TODO: [ref]s are never mutable, but we use [qf] here for
compatibility with [implicit_destruct_struct]
*)
addr |-> primR rty qf (Vref p) -* |={top}=>?u Q free
| Tfunction _ => UNSUPPORTED (initializing_type ty init)
| Tqualified _ ty => |={top}=>?u False (* unreachable *)
| Tarch _ _ => UNSUPPORTED (initializing_type ty init)
| Tunsupported _ => UNSUPPORTED (initializing_type ty init)
| Tdecltype _ => UNSUPPORTED (initializing_type ty init)
| Texprtype _ => UNSUPPORTED (initializing_type ty init)
| Tparam _ | Tresult_param _ | Tresult_global _
| Tresult_unop _ _ | Tresult_binop _ _ _
| Tresult_call _ _ | Tresult_member_call _ _ _
| Tresult_member _ _ | Tresult_parenlist _ _ => UNSUPPORTED (initializing_type ty init)
end%I.
mlock
Definition wp_initialize_unqualified `{Σ : cpp_logic, σ : genv} :
∀ (tu : translation_unit) (ρ : region)
(cv : type_qualifiers) (ty : decltype)
(addr : ptr) (init : Expr) (Q : FreeTemps -> epred), mpred :=
Cbn (Reduce (wp_initialize_unqualified_body fupd_compatible)).
#[global] Arguments wp_initialize_unqualified {_ _ _ _} _ _ _ _ _ _ _%_I : assert. (* mlock bug *)
Definition wp_initialize `{Σ : cpp_logic, σ : genv} (tu : translation_unit) (ρ : region)
(qty : decltype) (addr : ptr) (init : Expr) (Q : FreeTemps -> epred) : mpred :=
qual_norm (wp_initialize_unqualified tu ρ) qty addr init Q.
#[global] Hint Opaque wp_initialize : typeclass_instances.
#[global] Arguments wp_initialize {_ _ _ _} _ _ !_ _ _ _ / : assert.
Function Call Semantics
The semantics for function calls is concerned with the way that we pass arguments to functions and (potentially) receive the return value. We note that it is important to handle the passing of primitives as well as aggregates, both of which are very common in C++. The semantics for function calls specifies how to pass arguments to functions and (potentially) get back the return value, both for primitives and for aggregates.

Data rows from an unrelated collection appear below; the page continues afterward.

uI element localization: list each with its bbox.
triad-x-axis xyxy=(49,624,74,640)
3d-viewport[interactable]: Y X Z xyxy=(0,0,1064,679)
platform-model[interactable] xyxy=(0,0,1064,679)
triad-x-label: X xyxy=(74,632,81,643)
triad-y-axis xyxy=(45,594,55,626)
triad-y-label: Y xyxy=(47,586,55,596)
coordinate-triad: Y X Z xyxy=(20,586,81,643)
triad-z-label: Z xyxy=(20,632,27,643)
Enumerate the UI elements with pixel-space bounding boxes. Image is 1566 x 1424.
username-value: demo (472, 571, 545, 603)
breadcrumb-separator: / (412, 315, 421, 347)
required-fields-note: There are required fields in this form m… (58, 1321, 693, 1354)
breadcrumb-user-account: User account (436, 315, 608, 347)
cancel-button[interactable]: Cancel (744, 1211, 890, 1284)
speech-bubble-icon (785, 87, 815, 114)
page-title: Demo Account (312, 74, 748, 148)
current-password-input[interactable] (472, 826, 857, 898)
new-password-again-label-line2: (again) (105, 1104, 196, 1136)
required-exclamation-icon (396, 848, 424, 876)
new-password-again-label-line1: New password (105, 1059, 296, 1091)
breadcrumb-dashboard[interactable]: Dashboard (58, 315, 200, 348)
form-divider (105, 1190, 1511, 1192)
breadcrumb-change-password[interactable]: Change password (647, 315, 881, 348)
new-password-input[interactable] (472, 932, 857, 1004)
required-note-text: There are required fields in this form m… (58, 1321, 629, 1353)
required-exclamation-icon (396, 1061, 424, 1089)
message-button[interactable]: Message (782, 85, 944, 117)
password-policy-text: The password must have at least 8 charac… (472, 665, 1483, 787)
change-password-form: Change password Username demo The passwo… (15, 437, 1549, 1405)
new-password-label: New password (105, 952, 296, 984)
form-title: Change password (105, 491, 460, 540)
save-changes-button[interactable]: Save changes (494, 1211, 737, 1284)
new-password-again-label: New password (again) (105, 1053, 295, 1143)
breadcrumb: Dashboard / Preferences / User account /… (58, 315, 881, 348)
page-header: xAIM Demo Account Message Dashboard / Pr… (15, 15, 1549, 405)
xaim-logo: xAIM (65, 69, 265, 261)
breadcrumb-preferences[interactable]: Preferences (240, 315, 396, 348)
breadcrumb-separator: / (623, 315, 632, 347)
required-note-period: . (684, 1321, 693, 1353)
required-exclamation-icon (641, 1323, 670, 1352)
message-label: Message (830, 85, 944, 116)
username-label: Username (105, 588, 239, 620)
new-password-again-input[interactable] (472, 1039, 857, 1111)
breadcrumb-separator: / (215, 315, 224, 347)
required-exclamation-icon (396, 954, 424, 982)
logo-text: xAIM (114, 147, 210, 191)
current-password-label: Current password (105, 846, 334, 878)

BRiCk follows the C++ standard by using initialization semantics to pass (and return) data to (and from) functions. It is also the style taken by Cerberus.
C++ leaves the lifetime of trivially destructible function arguments unspecified, as it is generally not visible to client programs. BRiCk follows the Itanium ABI as is documented in bedrock.lang.cpp.logic.call.
Destruction of function arguments is left implementation defined
in C++. See <https://eel.is/c++draft/expr.call#6> which states:
> It is implementation-defined whether the lifetime of a parameter
> ends when the function in which it is defined returns or at the
> end of the enclosing full-expression. The initialization and
> destruction of each parameter occurs within the context of the
> calling function.
In the BRiCk semantics, we follow the Itanium ABI which destroys
trivially destructible objects immediately and otherwise destroys
objects at the end of the full expression. See
<https://refspecs.linuxbase.org/cxxabi-1.83.html#call>.
Footnotes
- 1
par
can be used to describe the semantics of destruction in C, it is not needed for the semantics of C++ because C++ defines evaluation order as non-deterministic interleaving.